手早くカウンターに並べられていくのは、小ぶりでありながら不思議な形状をした道具ばかりだった。金属に似た材質でありながら、どこか魔力の脈動のような光を宿している。
まるで生き物のように、時折かすかに揺れているものすらある。
セレは、並べられた魔道具を前に目を輝かせた。
無造作に並べられたそれぞれの品々に、興味と好奇心が溢れて止まらない。澄んだアイスブルーの瞳が、次から次へと煌めきを増していく。

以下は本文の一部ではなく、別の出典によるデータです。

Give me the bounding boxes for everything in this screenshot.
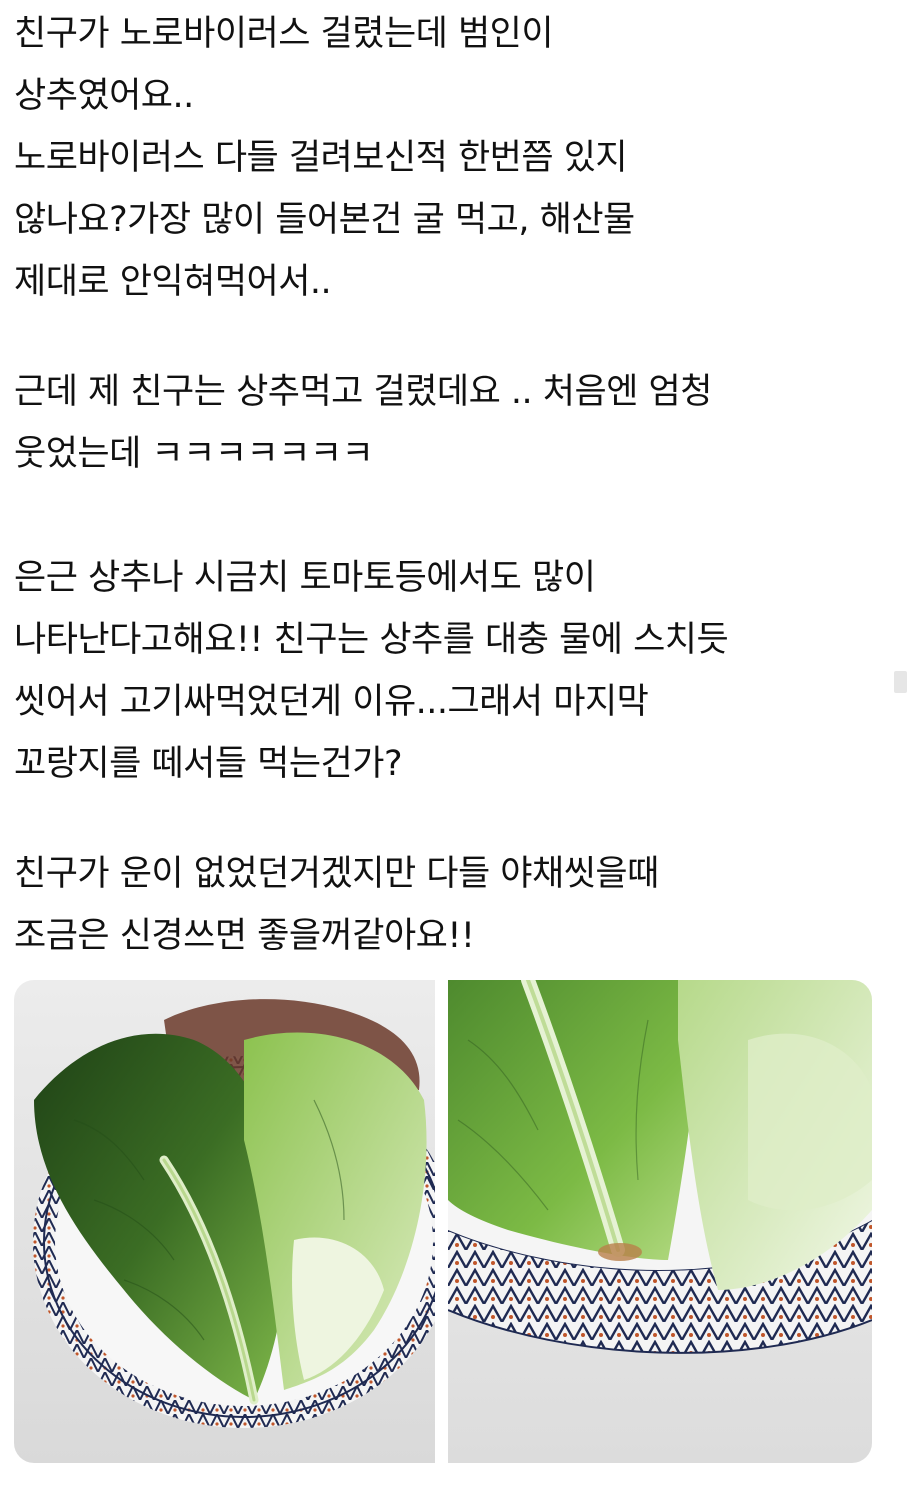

「これは……威力を底上げしてくれるピアスね! うわぁ、強化値までついてる……でも私、ピアスの穴開いてないんだよなぁ……」
未練がましく呟きながら、指先でそっとそのピアスに触れる。
「でもこの効果は、ほんとに捨てがたいなぁ……開けちゃおうかなぁ…あ。えっ、こっちは……」
指先が、別の魔道具をすっとすくい上げた。
「魔力をチャージできる指輪! 珍しい! 発動用じゃなくて、保管用の魔道具なんてすごく珍しいのに!」
もはやその声音は、すっかり自分の世界に没頭した者のそれだった。
ぱちぱちと目を瞬かせながら、右へ左へと視線を彷徨わせては、次々に魔道具を手に取っていく。どれもこれも試してみたくて仕方がないといった風で、先ほどまで冷静だったのが嘘のようなはしゃぎぶりだった。
その様子は、まるでさっきのカイルそのものだった。
「うおおお、この槍やべえ!」
そのカイルの声が、武器棚の奥から轟くように聞こえてきた。
興奮を隠す気配もない声が、鉄と木がぶつかるような騒がしい音とともに店内に響いてくる。

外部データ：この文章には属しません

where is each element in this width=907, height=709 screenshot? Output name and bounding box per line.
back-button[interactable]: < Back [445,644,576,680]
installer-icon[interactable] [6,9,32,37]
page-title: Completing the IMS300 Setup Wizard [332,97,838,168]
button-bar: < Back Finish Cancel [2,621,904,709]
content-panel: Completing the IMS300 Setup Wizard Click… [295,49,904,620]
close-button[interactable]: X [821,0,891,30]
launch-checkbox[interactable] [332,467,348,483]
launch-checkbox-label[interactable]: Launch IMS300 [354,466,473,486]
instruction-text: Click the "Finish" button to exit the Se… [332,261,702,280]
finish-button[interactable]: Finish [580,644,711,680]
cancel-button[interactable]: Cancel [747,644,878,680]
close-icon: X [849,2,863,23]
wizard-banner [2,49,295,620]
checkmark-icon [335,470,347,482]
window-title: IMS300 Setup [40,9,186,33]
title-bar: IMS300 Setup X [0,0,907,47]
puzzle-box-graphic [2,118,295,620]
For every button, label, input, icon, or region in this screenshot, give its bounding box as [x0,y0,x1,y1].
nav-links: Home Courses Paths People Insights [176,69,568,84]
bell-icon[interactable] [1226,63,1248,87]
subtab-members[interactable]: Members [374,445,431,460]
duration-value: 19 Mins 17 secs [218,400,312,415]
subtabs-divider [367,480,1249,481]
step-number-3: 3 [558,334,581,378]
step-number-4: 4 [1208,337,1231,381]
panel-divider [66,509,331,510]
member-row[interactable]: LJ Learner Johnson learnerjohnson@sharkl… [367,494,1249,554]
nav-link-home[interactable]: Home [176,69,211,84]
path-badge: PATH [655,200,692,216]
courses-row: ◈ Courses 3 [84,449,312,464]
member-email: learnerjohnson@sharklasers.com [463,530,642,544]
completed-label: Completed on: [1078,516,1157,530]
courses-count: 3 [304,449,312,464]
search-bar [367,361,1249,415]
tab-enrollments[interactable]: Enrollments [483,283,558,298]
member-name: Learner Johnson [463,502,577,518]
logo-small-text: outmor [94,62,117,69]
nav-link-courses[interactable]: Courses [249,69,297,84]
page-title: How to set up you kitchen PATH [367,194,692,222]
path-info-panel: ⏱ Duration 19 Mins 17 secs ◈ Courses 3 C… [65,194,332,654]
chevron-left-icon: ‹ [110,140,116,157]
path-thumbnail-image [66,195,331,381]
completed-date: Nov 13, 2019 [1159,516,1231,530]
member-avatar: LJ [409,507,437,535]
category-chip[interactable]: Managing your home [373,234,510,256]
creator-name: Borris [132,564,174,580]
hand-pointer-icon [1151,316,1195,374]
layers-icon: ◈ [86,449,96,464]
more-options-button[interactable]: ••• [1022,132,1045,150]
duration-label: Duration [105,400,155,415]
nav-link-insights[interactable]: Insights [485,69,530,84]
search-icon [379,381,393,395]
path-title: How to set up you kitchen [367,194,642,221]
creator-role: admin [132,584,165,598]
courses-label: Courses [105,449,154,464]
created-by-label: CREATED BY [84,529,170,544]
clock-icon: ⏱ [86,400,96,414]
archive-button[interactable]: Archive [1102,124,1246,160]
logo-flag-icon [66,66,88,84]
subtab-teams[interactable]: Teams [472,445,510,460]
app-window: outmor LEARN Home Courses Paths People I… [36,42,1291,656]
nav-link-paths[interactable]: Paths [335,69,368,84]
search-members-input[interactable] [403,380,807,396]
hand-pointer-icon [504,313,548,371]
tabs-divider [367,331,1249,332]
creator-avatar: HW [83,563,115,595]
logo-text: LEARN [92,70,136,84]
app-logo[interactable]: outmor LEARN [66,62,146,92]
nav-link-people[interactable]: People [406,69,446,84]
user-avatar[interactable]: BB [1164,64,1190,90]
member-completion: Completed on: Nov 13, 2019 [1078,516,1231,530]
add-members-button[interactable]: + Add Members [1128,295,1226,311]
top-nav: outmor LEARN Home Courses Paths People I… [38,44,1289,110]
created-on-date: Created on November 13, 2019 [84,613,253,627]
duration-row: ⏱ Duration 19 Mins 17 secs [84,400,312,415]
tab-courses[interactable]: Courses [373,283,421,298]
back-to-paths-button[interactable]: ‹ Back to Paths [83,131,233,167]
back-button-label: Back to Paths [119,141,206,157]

セレもカイルも、まるで子供のように夢中になっていた。
そして――
ルクはというと。
カウンターの横に、黙って立っていた。
抱えているのは、先ほどセレが選んでくれた剣と、シュリケンが入った箱。そしてカイルが押し付けてきた槍、大剣、ハンマー……大小さまざまな武器が、ずしりと彼の腕に積まれていた。
表面上は平然としているが、積まれた武器の重みは確かなものだった。
彼はただ黙々と、ちょっとした荷物のようにそれらを持ち続ける。
目を伏せ、周囲に反応することもなく、立ち姿だけが静かに店内の熱気から浮いていた。
ひたすら待ち続けるが二人の熱は冷めることがない。
流石のルクも、ふと“これ、いつ終わるのか”と内心で呟いた。